Consider this text, then, an invitation for you and your students to play.
Notes
1 The Sunnyvale role drama is described in Exploring Curriculum: Performative Inquiry, Role Drama and Learning, along with other role dramas. See Fels & Belliveau, 2008 in Resources.
2 See Fels, L. (2002) for a discussion on the learning that happens within a “moment of recognition” in which the author understands, for a performative moment, what the words, “a prison without walls” truly means.
3 Applebaum, 1995: pp. 15, 16.
4 See Verriour & Tarlington, 1991. Their co-authored book, Role Play, provides a wonderful entry point into the design and delivery of role drama.
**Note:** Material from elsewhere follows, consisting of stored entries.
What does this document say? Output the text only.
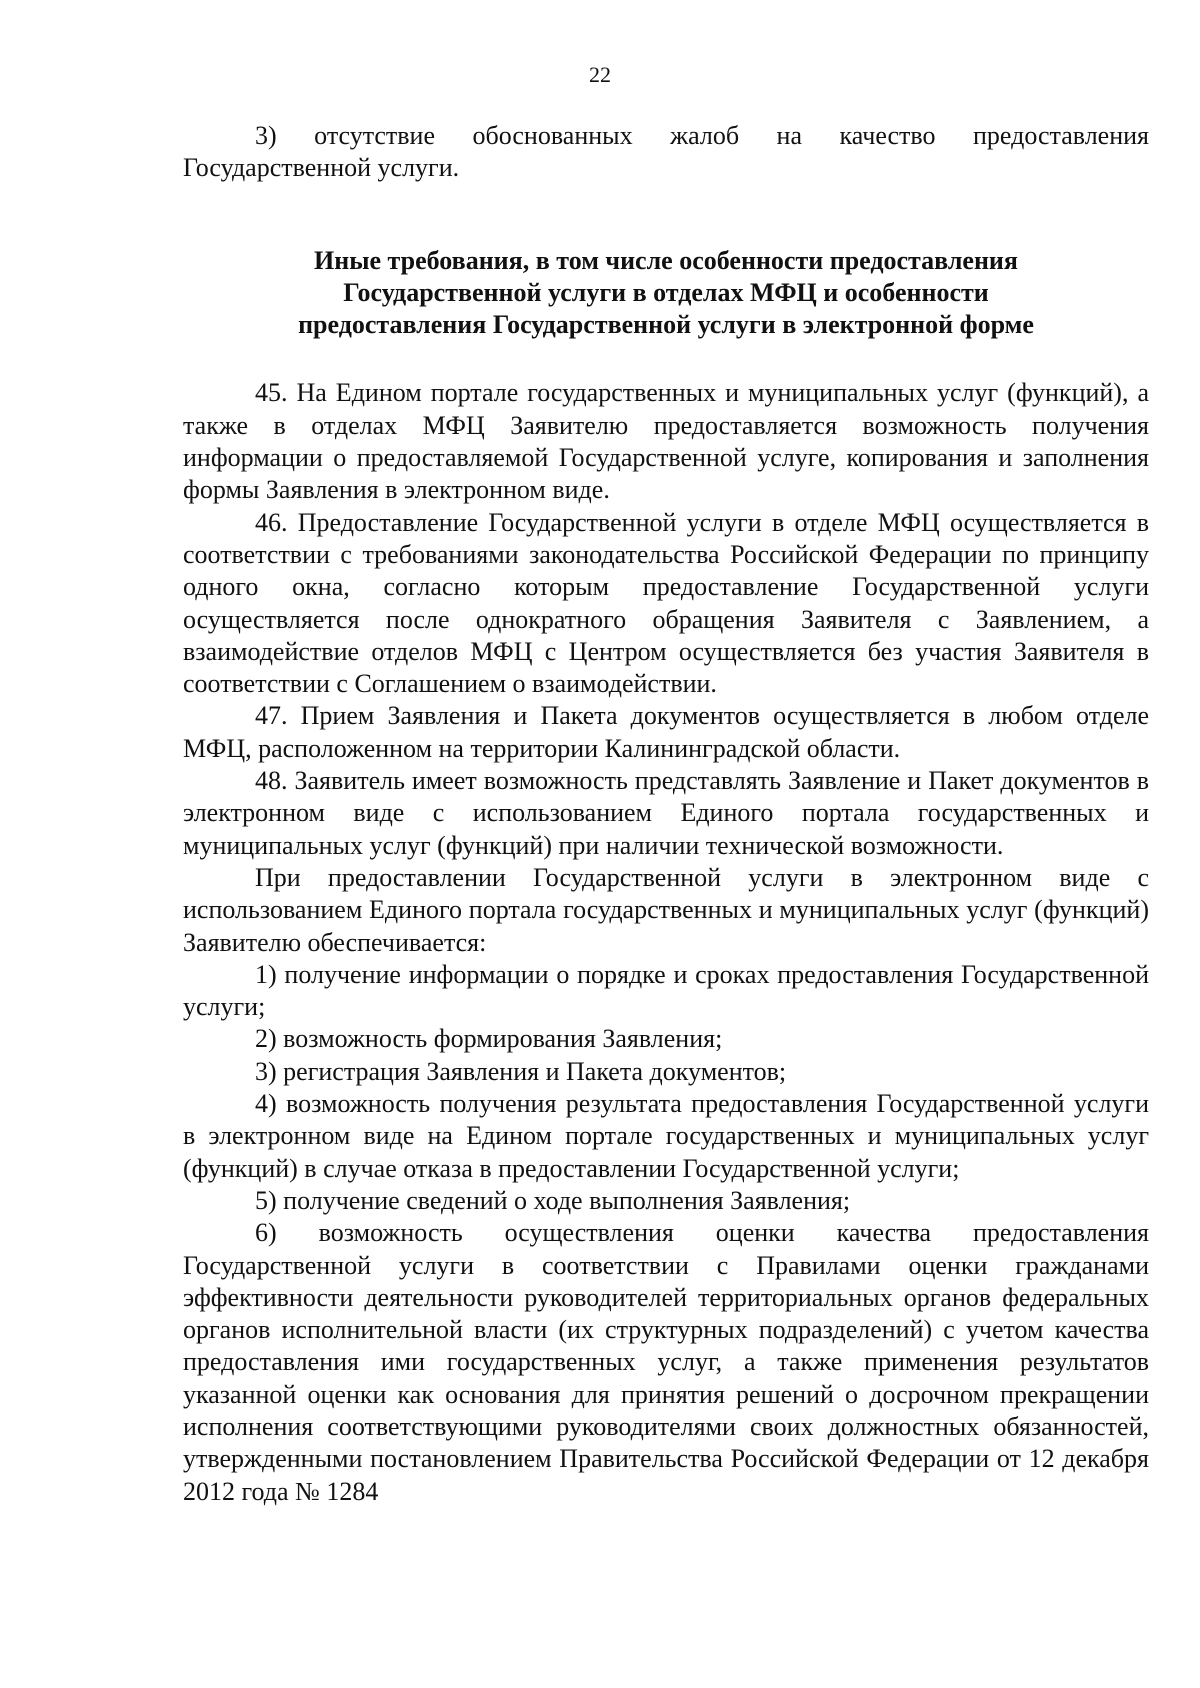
22

3) отсутствие обоснованных жалоб на качество предоставления Государственной услуги.

Иные требования, в том числе особенности предоставления
Государственной услуги в отделах МФЦ и особенности
предоставления Государственной услуги в электронной форме

45. На Едином портале государственных и муниципальных услуг (функций), а также в отделах МФЦ Заявителю предоставляется возможность получения информации о предоставляемой Государственной услуге, копирования и заполнения формы Заявления в электронном виде.

46. Предоставление Государственной услуги в отделе МФЦ осуществляется в соответствии с требованиями законодательства Российской Федерации по принципу одного окна, согласно которым предоставление Государственной услуги осуществляется после однократного обращения Заявителя с Заявлением, а взаимодействие отделов МФЦ с Центром осуществляется без участия Заявителя в соответствии с Соглашением о взаимодействии.

47. Прием Заявления и Пакета документов осуществляется в любом отделе МФЦ, расположенном на территории Калининградской области.

48. Заявитель имеет возможность представлять Заявление и Пакет документов в электронном виде с использованием Единого портала государственных и муниципальных услуг (функций) при наличии технической возможности.

При предоставлении Государственной услуги в электронном виде с использованием Единого портала государственных и муниципальных услуг (функций) Заявителю обеспечивается:

1) получение информации о порядке и сроках предоставления Государственной услуги;

2) возможность формирования Заявления;

3) регистрация Заявления и Пакета документов;

4) возможность получения результата предоставления Государственной услуги в электронном виде на Едином портале государственных и муниципальных услуг (функций) в случае отказа в предоставлении Государственной услуги;

5) получение сведений о ходе выполнения Заявления;

6) возможность осуществления оценки качества предоставления Государственной услуги в соответствии с Правилами оценки гражданами эффективности деятельности руководителей территориальных органов федеральных органов исполнительной власти (их структурных подразделений) с учетом качества предоставления ими государственных услуг, а также применения результатов указанной оценки как основания для принятия решений о досрочном прекращении исполнения соответствующими руководителями своих должностных обязанностей, утвержденными постановлением Правительства Российской Федерации от 12 декабря 2012 года № 1284
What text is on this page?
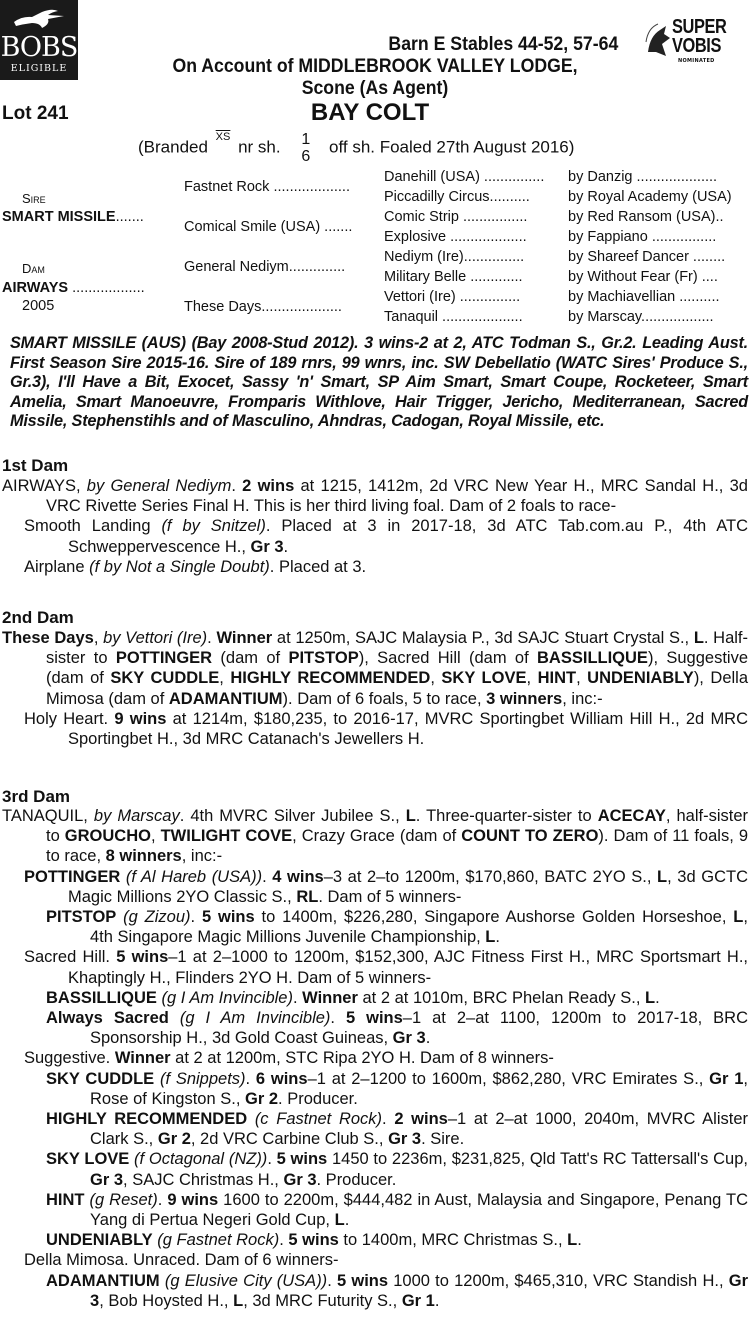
BOBS
ELIGIBLE
SUPER
VOBIS
NOMINATED
Barn E Stables 44-52, 57-64
On Account of MIDDLEBROOK VALLEY LODGE,
Scone (As Agent)
Lot 241	BAY COLT
(Branded $\overline{XS}$ nr sh. 1
6
off sh. Foaled 27th August 2016)
Sire
SMART MISSILE.......
Dam
AIRWAYS ..................
2005
Fastnet Rock ...................
Comical Smile (USA) .......
General Nediym..............
These Days....................
Danehill (USA) ...............
Piccadilly Circus..........
Comic Strip ................
Explosive ...................
Nediym (Ire)...............
Military Belle .............
Vettori (Ire) ...............
Tanaquil ....................
by Danzig ....................
by Royal Academy (USA)
by Red Ransom (USA)..
by Fappiano ................
by Shareef Dancer ........
by Without Fear (Fr) ....
by Machiavellian ..........
by Marscay..................
SMART MISSILE (AUS) (Bay 2008-Stud 2012). 3 wins-2 at 2, ATC Todman S., Gr.2. Leading Aust. First Season Sire 2015-16. Sire of 189 rnrs, 99 wnrs, inc. SW Debellatio (WATC Sires' Produce S., Gr.3), I'll Have a Bit, Exocet, Sassy 'n' Smart, SP Aim Smart, Smart Coupe, Rocketeer, Smart Amelia, Smart Manoeuvre, Fromparis Withlove, Hair Trigger, Jericho, Mediterranean, Sacred Missile, Stephenstihls and of Masculino, Ahndras, Cadogan, Royal Missile, etc.
1st Dam
AIRWAYS, by General Nediym. 2 wins at 1215, 1412m, 2d VRC New Year H., MRC Sandal H., 3d VRC Rivette Series Final H. This is her third living foal. Dam of 2 foals to race-
Smooth Landing (f by Snitzel). Placed at 3 in 2017-18, 3d ATC Tab.com.au P., 4th ATC Schweppervescence H., Gr 3.
Airplane (f by Not a Single Doubt). Placed at 3.
2nd Dam
These Days, by Vettori (Ire). Winner at 1250m, SAJC Malaysia P., 3d SAJC Stuart Crystal S., L. Half-sister to POTTINGER (dam of PITSTOP), Sacred Hill (dam of BASSILLIQUE), Suggestive (dam of SKY CUDDLE, HIGHLY RECOMMENDED, SKY LOVE, HINT, UNDENIABLY), Della Mimosa (dam of ADAMANTIUM). Dam of 6 foals, 5 to race, 3 winners, inc:-
Holy Heart. 9 wins at 1214m, $180,235, to 2016-17, MVRC Sportingbet William Hill H., 2d MRC Sportingbet H., 3d MRC Catanach's Jewellers H.
3rd Dam
TANAQUIL, by Marscay. 4th MVRC Silver Jubilee S., L. Three-quarter-sister to ACECAY, half-sister to GROUCHO, TWILIGHT COVE, Crazy Grace (dam of COUNT TO ZERO). Dam of 11 foals, 9 to race, 8 winners, inc:-
POTTINGER (f Al Hareb (USA)). 4 wins–3 at 2–to 1200m, $170,860, BATC 2YO S., L, 3d GCTC Magic Millions 2YO Classic S., RL. Dam of 5 winners-
PITSTOP (g Zizou). 5 wins to 1400m, $226,280, Singapore Aushorse Golden Horseshoe, L, 4th Singapore Magic Millions Juvenile Championship, L.
Sacred Hill. 5 wins–1 at 2–1000 to 1200m, $152,300, AJC Fitness First H., MRC Sportsmart H., Khaptingly H., Flinders 2YO H. Dam of 5 winners-
BASSILLIQUE (g I Am Invincible). Winner at 2 at 1010m, BRC Phelan Ready S., L.
Always Sacred (g I Am Invincible). 5 wins–1 at 2–at 1100, 1200m to 2017-18, BRC Sponsorship H., 3d Gold Coast Guineas, Gr 3.
Suggestive. Winner at 2 at 1200m, STC Ripa 2YO H. Dam of 8 winners-
SKY CUDDLE (f Snippets). 6 wins–1 at 2–1200 to 1600m, $862,280, VRC Emirates S., Gr 1, Rose of Kingston S., Gr 2. Producer.
HIGHLY RECOMMENDED (c Fastnet Rock). 2 wins–1 at 2–at 1000, 2040m, MVRC Alister Clark S., Gr 2, 2d VRC Carbine Club S., Gr 3. Sire.
SKY LOVE (f Octagonal (NZ)). 5 wins 1450 to 2236m, $231,825, Qld Tatt's RC Tattersall's Cup, Gr 3, SAJC Christmas H., Gr 3. Producer.
HINT (g Reset). 9 wins 1600 to 2200m, $444,482 in Aust, Malaysia and Singapore, Penang TC Yang di Pertua Negeri Gold Cup, L.
UNDENIABLY (g Fastnet Rock). 5 wins to 1400m, MRC Christmas S., L.
Della Mimosa. Unraced. Dam of 6 winners-
ADAMANTIUM (g Elusive City (USA)). 5 wins 1000 to 1200m, $465,310, VRC Standish H., Gr 3, Bob Hoysted H., L, 3d MRC Futurity S., Gr 1.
See also Fels & Belliveau, 2008.
References
Appelbaum, D. (1995). The stop. Albany: State University of New York Press.
Arendt, H. (1961). The Crisis in Education. In Between past and future: Six exercises of political thought. New York: Viking.
Fels, L. & Belliveau, G. (2008). Exploring curriculum: Performative inquiry, role drama and learning. Vancouver, B.C.: Pacific Educational Press.
Fels, L. (2002). Spinning Straw into Gold: Curriculum, Performative Literacy and Student Empowerment. English Quarterly, 34 (1, 2), 3-9.
Greene, M. (1978). Landscapes of learning. New York, N.Y.: Teachers College Press.
Milloy, Jana. (2007). Persuasions of the wild: Writing the moment, a phenomenology. Unpublished doctoral dissertation. Burnaby, B.C.: Simon Fraser University.
Sumara, D.J. & Davis, B. (1997). Enlarging The Space Of The Possible: Complexity, Complicity, And Action Research Practices. In T. Carson and D.J. Sumara (Eds.), Action research as a living practice (pp. 299-312). New York, Peter Lang.
Tarlington, C., & Verriour, P., (1991). Role drama. Portsmouth, NH: Heinemann.
Varela, F., Thompson, E., & Rosch, E. (1993). The embodied mind: cognitive science and human experience. Cambridge, MA: MIT Press.